Jumat, 12 Juni 2009

AKHIRNYA BENCANA ITU DATANG JUGA

AKHIRNYA BENCANA ITU DATANG JUGA
(Mengurai Sesuatu yang Terlupakan dari Perdebatan Perlu Tidaknya Unas Diulang di Bebarap Sekolah)



Oleh:
Cak Baskoro


Terlepas dari pro dan kontra mengenai permasalahan ini, ada satu hal yang menurut saya terlupakan atau sengaja dilupakan oleh kita, yaitu menjawab sebuah pertanyaan lanjutan “mengapa banyak siswa kita tidak lulus Unas?”. Barangkali pertanyaan tersebut sangat sederhana. Saking sederhananya pertanyaan tersebut seringkali memancing orang memberikan jawaban yang tak kalah lebih sederhana. Jawaban yang sederhana ini kemudian akan mengantarkan kita pada konstruksi solusi yang juga sederhana, tidak mendalam, cenderung lebih terorientasi pada usaha pemecahan masalah sesaat, dan tidak pernah menyentuh pada akar masalah.Jika hal ini yang terjadi, bersiap-siaplah bencana lebih besar segera menyusul.

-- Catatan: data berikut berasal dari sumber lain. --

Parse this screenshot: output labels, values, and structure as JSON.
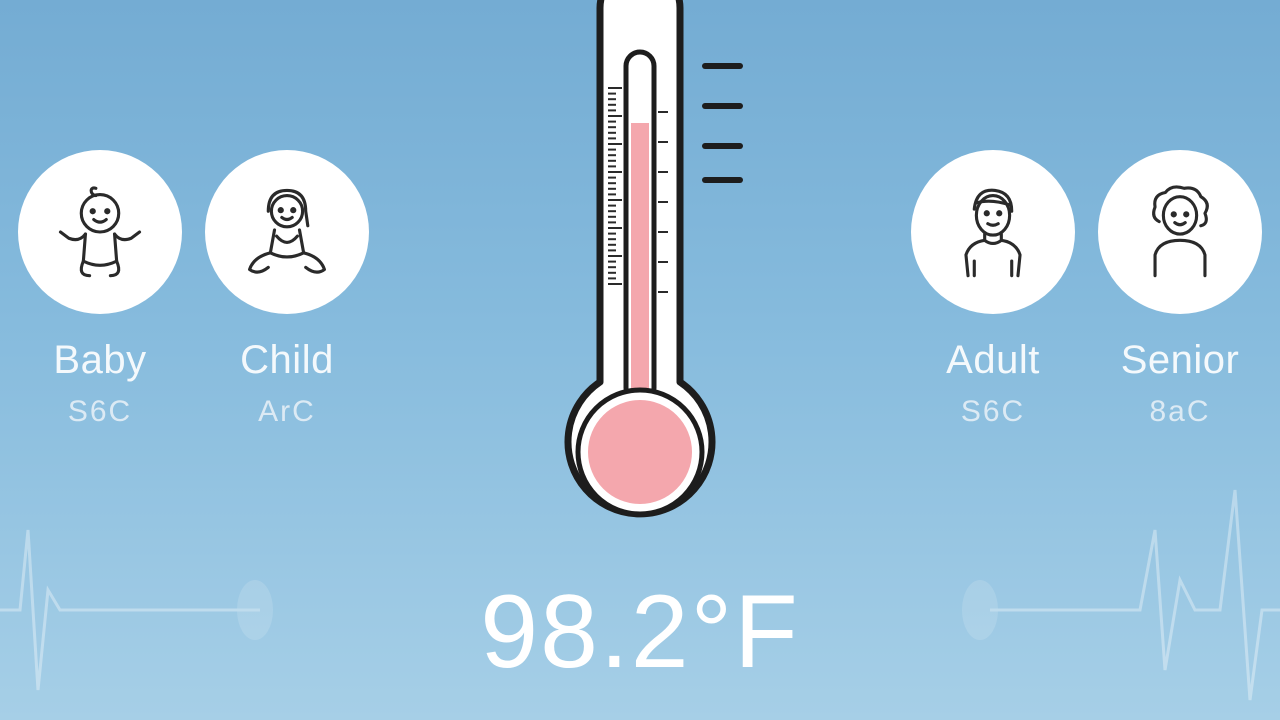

Akhirnya bencana itu datang juga, betapa tidak ada sekitar 5000 siswa yang tersebar di 34 SMA dan 19 SMP seluruh nusantara tidak lulus ujian nasional (Jawa Pos 6/6/09), dan mereka saat ini sedang menunggu keputusan BSNP apakah mereka bisa mengikuti ujian ulang atau tidak (baca kasus satu sekolah SMA di ngawi, madiun, dan daerah lain tidak lulus unas). Di sisi lain banyak kalangan (termasuk perguruan tinggi) menolak tegas pelaksanaan ujian ulang untuk mereka. Terlepas dari pro dan kontra mengenai permasalahan ini, ada satu hal yang menurut saya terlupakan atau sengaja dilupakan oleh kita yaitu menjawab sebuah pertanyaan lanjutan “mengapa banyak siswa kita yang tidak lulus Unas?”. Barangkali pertanyaan tersebut terlihat sangat sederhana, namun sebenarnya mempunyai makna yang dalam. Saking sederhananya pertanyaan di atas seringkali memancing kita memberikan jawaban yang juga sederhana. Jawaban yang sederhana ini kemudian akan mengantarkan kita pada konstruksi solusi yang juga sederhana, tidak mendalam, dan cenderung terorientasi pada usaha pemecahan masalah sesaat, dan tidak pernah menyentuh pada akar masalah.
Terkait dengan hal di atas, mari kita lihat bersama apa yang diperdebatkan oleh kalangan yang mengaku ahli dalam bidang pendidikan atas tidak lulusnya 5000 siswa?, mereka meributkan perlu tidaknya ujian ulang bagi siswa, mereka meributkan kasus ini disebabkan oleh ketidak jujuran guru, sebuah pertanyaan lanjutan yang perlu dikembangkan terkait dengan hal ini “apa jaminan bahwa masalah ini tidak terulang di tahun-tahun mendatang?”. Kalau memang benar disebabkan ketidak jujuran guru, perlu dilanjutkan lagi dengan sebuah pertanyaan “mengapa guru tidak jujur?”. Saya sepakat bahwa nasib 5000 siswa korban kebijakan Unas diperhatikan, namun lebih dari itu diperlukan solusi untuk menjamin bahwa permasalahan ini tidak terulang di tahun mendatang.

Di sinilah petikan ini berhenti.